Lalu bagaimana dengan game berbayar yang juga terdapat pembelian lain di dalamnya? Contohnya adalah Rainbow Six Siege dan game kompetitif berbayar lainnya. Beberapa game tersebut merupakan sebuah pengecualian. Alasan klasiknya adalah biaya dasar pembelian game tersebut tidak cukup menguntungkan. Namun, alasan paling masuk akalnya adalah para developer yang memanfaatkan game berbayarnya yang online-based untuk dijadikan ajang pamer dengan item dan kosmetik di dalamnya.
Waktu untuk Grinding dan Bermain Punya Perbedaan
Ketika ada yang berpikir, “kan main game sama aja buang waktu, grinding kok dipermasalahkan?” Masalahnya bukan ada di buang waktunya, tapi ada di waktu itu sendiri.
Ketika grinding game freemium pemain cenderung melakukannya setiap hari. Hal ini tambah dengan bonus login harian yang mendukung. Kegiatan ini terus dilakukan tanpa tahu batasnya.
Sementara waktu gameplay merupakan hal berbeda. Contohnya saat admin menamatkan Far Cry 3 dulu, admin butuh waktu total sekitar 24 jam. Dan hal tersebut tidak dilakukan secara non-stop dan tidak setiap hari. Sehingga admin bisa bermain semaunya.
Penutup
Kesimpulan yang dapat ditarik dari sini adalah kenyataan bahwa yang gratis tidak selalu lebih hemat. Terkadang hal tersebut yang membuat para pemain terjebak dalam rayuan gacha dan item lainnya. Kehilangan waktu yang dipakai untuk grinding pun juga merupakan sebuah hal yang mahal.
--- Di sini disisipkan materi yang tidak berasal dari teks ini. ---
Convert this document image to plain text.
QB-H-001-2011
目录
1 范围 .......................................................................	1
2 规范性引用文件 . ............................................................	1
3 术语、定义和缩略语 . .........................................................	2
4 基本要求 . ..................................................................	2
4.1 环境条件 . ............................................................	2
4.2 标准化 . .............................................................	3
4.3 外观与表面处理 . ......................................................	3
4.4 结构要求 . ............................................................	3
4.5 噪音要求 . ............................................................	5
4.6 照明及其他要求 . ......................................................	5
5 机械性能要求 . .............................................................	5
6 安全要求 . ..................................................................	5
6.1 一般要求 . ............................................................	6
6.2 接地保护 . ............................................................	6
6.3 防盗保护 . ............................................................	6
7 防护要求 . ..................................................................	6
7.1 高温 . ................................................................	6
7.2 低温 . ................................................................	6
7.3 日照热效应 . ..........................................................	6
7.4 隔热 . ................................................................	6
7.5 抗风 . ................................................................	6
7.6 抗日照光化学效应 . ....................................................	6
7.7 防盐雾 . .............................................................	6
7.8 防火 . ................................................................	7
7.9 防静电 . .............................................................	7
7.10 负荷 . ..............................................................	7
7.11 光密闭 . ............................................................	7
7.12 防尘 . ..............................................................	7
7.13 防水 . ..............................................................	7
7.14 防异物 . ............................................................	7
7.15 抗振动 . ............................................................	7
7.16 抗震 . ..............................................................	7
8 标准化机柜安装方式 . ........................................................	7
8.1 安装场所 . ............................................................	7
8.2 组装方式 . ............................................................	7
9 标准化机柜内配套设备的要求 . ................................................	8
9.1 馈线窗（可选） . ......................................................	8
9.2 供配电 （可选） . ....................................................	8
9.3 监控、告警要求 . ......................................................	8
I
Bila kalian ingin berhemat carilah game freemium yang memang sejatinya tidak memancing kalian untuk mengeluarkan uang lagi, contohnya adalah Find Love or Die Trying di Steam yang sudah pernah di-review.
Baca Juga: Review Game VN: Find Love or Die Trying
Cara kedua adalah menunggu sale dari game premium. Terkadang game kelas AAA lawas hanya dihargai kurang dari Rp. 50.000 saat diskon. Dengan pengeluaran sesedikit itu, kalian sudah dapat bermain full game tanpa harus grinding berjam-jam.
Cara ketiga adalah memasang Epic Game Store dan menunggu game gratisan dari platform tersebut. Gratis dan legal, sebuah kenikmatan tiada tara.
Namun, tidak dapat dipungkiri, bahwa bagi yang tidak mempunyai modal sama sekali, game Freemium merupakan jalan terbaik bagi seseorang untuk menikmati game. Dan yang lebih penting, bermain game Freemium lebih baik dari bermain game bajakan.